(Bloomberg) -- European Union leaders are set to discuss ways to drain Russian energy revenues as part of broader talks Thursday on boosting the region’s security of supply.
While the 27-nation bloc is determined to cut its reliance on Russian fuels, it has so far stopped short of imposing sanctions on energy from its top supplier. Opponents to an embargo such as Germany and Austria have shown little sign they’ll change position soon unless Russia significantly escalates the war. Yet EU states have a range of other tools they can consider, from temporary gas-price caps to tariffs on oil-product imports, if they can overcome divisions.
At their two-day gathering, EU leaders are due to debate ways to cushion households and businesses from the impact of soaring gas prices while moving to replace Russian flows.
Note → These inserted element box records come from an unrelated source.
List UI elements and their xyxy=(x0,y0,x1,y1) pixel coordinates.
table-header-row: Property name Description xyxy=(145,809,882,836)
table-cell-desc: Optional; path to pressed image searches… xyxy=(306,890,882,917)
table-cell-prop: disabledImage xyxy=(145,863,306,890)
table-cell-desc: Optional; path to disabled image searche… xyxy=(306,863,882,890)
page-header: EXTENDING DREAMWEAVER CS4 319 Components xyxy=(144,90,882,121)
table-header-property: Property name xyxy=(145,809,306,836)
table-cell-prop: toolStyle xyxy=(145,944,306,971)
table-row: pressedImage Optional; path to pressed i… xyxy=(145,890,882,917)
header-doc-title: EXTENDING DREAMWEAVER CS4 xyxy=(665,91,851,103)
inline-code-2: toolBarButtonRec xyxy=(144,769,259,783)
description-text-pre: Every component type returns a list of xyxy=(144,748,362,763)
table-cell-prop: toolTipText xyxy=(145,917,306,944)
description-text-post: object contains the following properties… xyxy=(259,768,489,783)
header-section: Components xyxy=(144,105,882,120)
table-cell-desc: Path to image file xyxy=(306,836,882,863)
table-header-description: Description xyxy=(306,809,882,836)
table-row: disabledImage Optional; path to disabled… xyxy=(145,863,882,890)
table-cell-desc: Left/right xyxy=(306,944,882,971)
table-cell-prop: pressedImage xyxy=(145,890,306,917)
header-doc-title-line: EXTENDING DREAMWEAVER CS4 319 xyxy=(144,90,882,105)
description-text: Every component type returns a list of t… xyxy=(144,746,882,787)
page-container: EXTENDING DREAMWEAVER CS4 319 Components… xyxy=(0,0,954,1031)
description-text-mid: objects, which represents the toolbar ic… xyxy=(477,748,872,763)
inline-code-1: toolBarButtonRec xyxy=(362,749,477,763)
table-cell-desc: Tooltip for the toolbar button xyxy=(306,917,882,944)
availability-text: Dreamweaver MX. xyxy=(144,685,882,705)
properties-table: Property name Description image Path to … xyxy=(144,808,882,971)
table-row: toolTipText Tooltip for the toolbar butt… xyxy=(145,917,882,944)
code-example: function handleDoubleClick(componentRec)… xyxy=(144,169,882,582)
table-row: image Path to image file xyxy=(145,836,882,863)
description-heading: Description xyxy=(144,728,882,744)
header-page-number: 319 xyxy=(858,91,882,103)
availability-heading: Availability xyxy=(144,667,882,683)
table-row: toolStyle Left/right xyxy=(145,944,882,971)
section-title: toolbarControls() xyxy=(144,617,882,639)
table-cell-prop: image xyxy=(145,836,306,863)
European Commission President Ursula von der Leyen and U.S. President Joe Biden -- also joining the summit -- are set to announce a deal on Friday that will help the EU weather the energy crunch.
One way to curb Russia’s energy revenues is to withhold a share of payments to Moscow and put the money toward war-recovery efforts in Ukraine, Estonian Prime Minister Kaja Kallas will tell her counterparts at the summit. The plan would see governments hold back any payments that exceed pre-war energy prices and use them to fund Ukraine’s future reconstruction, according to a person familiar with the proposal that’s been shared with other member states.
EU nations could also consider tariffs on Russian energy, helping to loosen their dependence on supplies from the country while limiting Moscow’s revenues, according to EU diplomats with knowledge of the matter.
Europe depends on Russia for more than a third of its gas supply and around a quarter of its oil imports. Last year, the EU bought almost 100 billion euros ($110 billion) of energy from the country.
Mindful that efforts to replace Russian fuels could risk further price spikes, EU leaders are set to back a call by the European Commission to consider joint purchases of natural gas, liquefied natural gas and hydrogen.
Belgium, which supports such collective bargaining, is also seeking a temporary price cap on the wholesale gas market as a last-resort solution to help lower prices in negotiations with international suppliers, according to EU diplomats with knowledge of the matter.
Other countries, including Spain and Italy, have called for a more profound reform of the EU energy market, seeking tools to decouple power and gas prices. Leaders are unlikely to endorse such an intervention at the summit, instead tasking ministers with further analysis of the issue.